The move upends the regulator’s recent business logic, which has relied on removing counterfeits after they appear. ASIC removed 11,964 investment phishing websites in 2025, an increase of 90% on the previous year and Approximately 32 sites daily.
New FM Intelligence analysis questions whether authenticating real sites could do what these takedowns did not, and bring down loss figures. Read it on the FM Intelligence portal here.
From shredding fake products to authenticating the real ones
Rather than chasing copies as soon as they appear, the regulator now wants to give the public a reference point for what the real address of a licensed medium looks like, a change that covers FM when ASIC first pointed to the register.
the cloning
The problem actually falls heavily on the brokers themselves. Pepperstone said so Remove fake versions from their site About to get a full-time job for its fraud team, the company purchases domain variants to stay ahead of impersonators.
The three conditions that determine the reward
The analysis concludes that the impact of the record will depend on three things. The first is the number of licensees who sign up while participation remains voluntary. The second is whether advertising platforms check submissions against the listing. The third is how ASIC It deals with authorized representatives who operate under another company’s license and sit outside the scope of the register.
Each gap points to the same risk: that a partial list makes consumers more confused rather than better protected. The regulator has already warned that scammers are making their own clones Moneysmart consumer websiteA reminder that even official titles are copied.
What the UK and Italy show
Other regulatory agencies have come up with side-by-side tools with varying results. In Britain, the Financial Conduct Authority pairs a long-term register with a public warning list, and in December 2025 added a consumer verification tool called Fixed checker.
However, around 800,000 people reported losing money to investment and pensions scams during the previous year, and the UK Treasury estimated investment fraud losses at £144.4 million in 2024.
Italy went a different way. Consob, the market regulator, has had the power to order ISPs to block illegal financial websites since July 2019, and by April 2026, it was still… In addition to a balance exceeding 1000 domains. Blocking cuts off access, while whitelisting in Australia attempts to establish trust on the other end.

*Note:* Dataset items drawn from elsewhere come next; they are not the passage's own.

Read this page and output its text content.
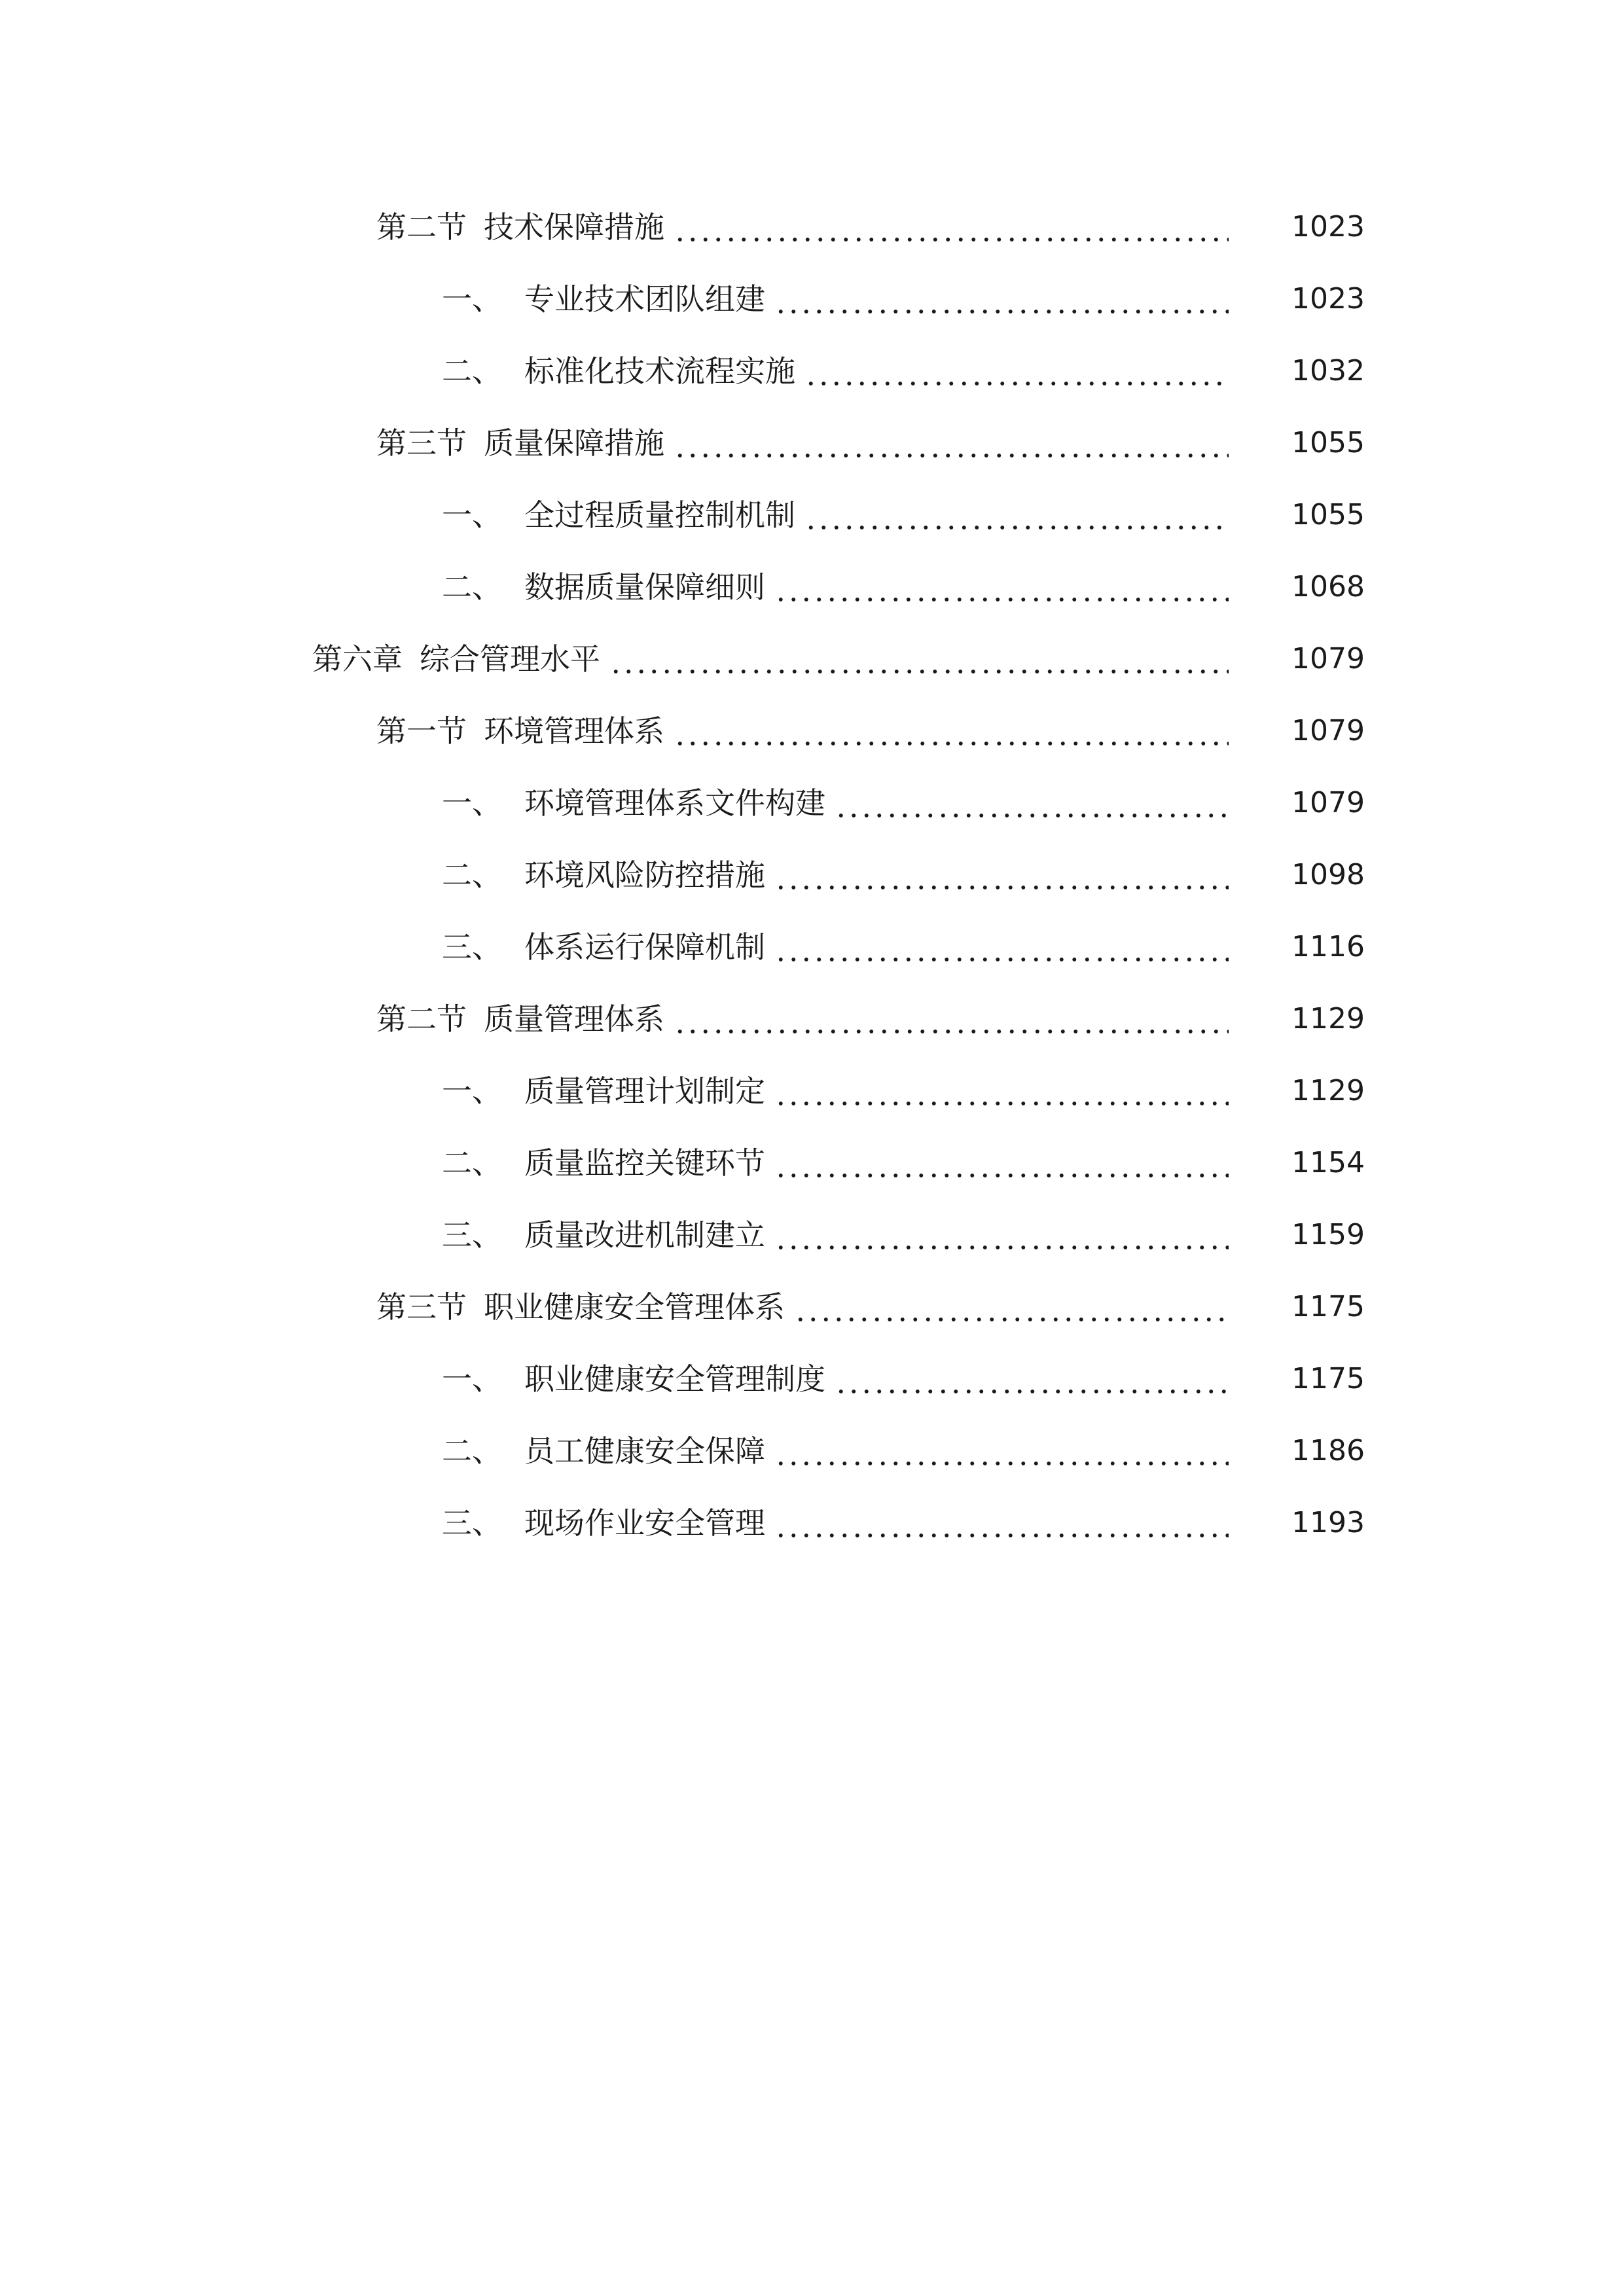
第二节 技术保障措施	1023
一、 专业技术团队组建	1023
二、 标准化技术流程实施	1032
第三节 质量保障措施	1055
一、 全过程质量控制机制	1055
二、 数据质量保障细则	1068
第六章 综合管理水平	1079
第一节 环境管理体系	1079
一、 环境管理体系文件构建	1079
二、 环境风险防控措施	1098
三、 体系运行保障机制	1116
第二节 质量管理体系	1129
一、 质量管理计划制定	1129
二、 质量监控关键环节	1154
三、 质量改进机制建立	1159
第三节 职业健康安全管理体系	1175
一、 职业健康安全管理制度	1175
二、 员工健康安全保障	1186
三、 现场作业安全管理	1193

Singapore has shifted the blame itself, with overall fraud losses mitigated only after holding banks and telecommunications companies partly responsible for compensating victims. The Australian registry requires brokers to sign up rather than charge fees to platforms that carry ads, a distinction the analysis considers key to whether losses are reduced.
FM Intelligence’s full analysis breaks down the 2025 loss profile by age, gender and state, identifies fundamental, bull and bear predictions for 2026, and compares Australia’s whitelisting with Italy’s domain blocking and UK registration verification.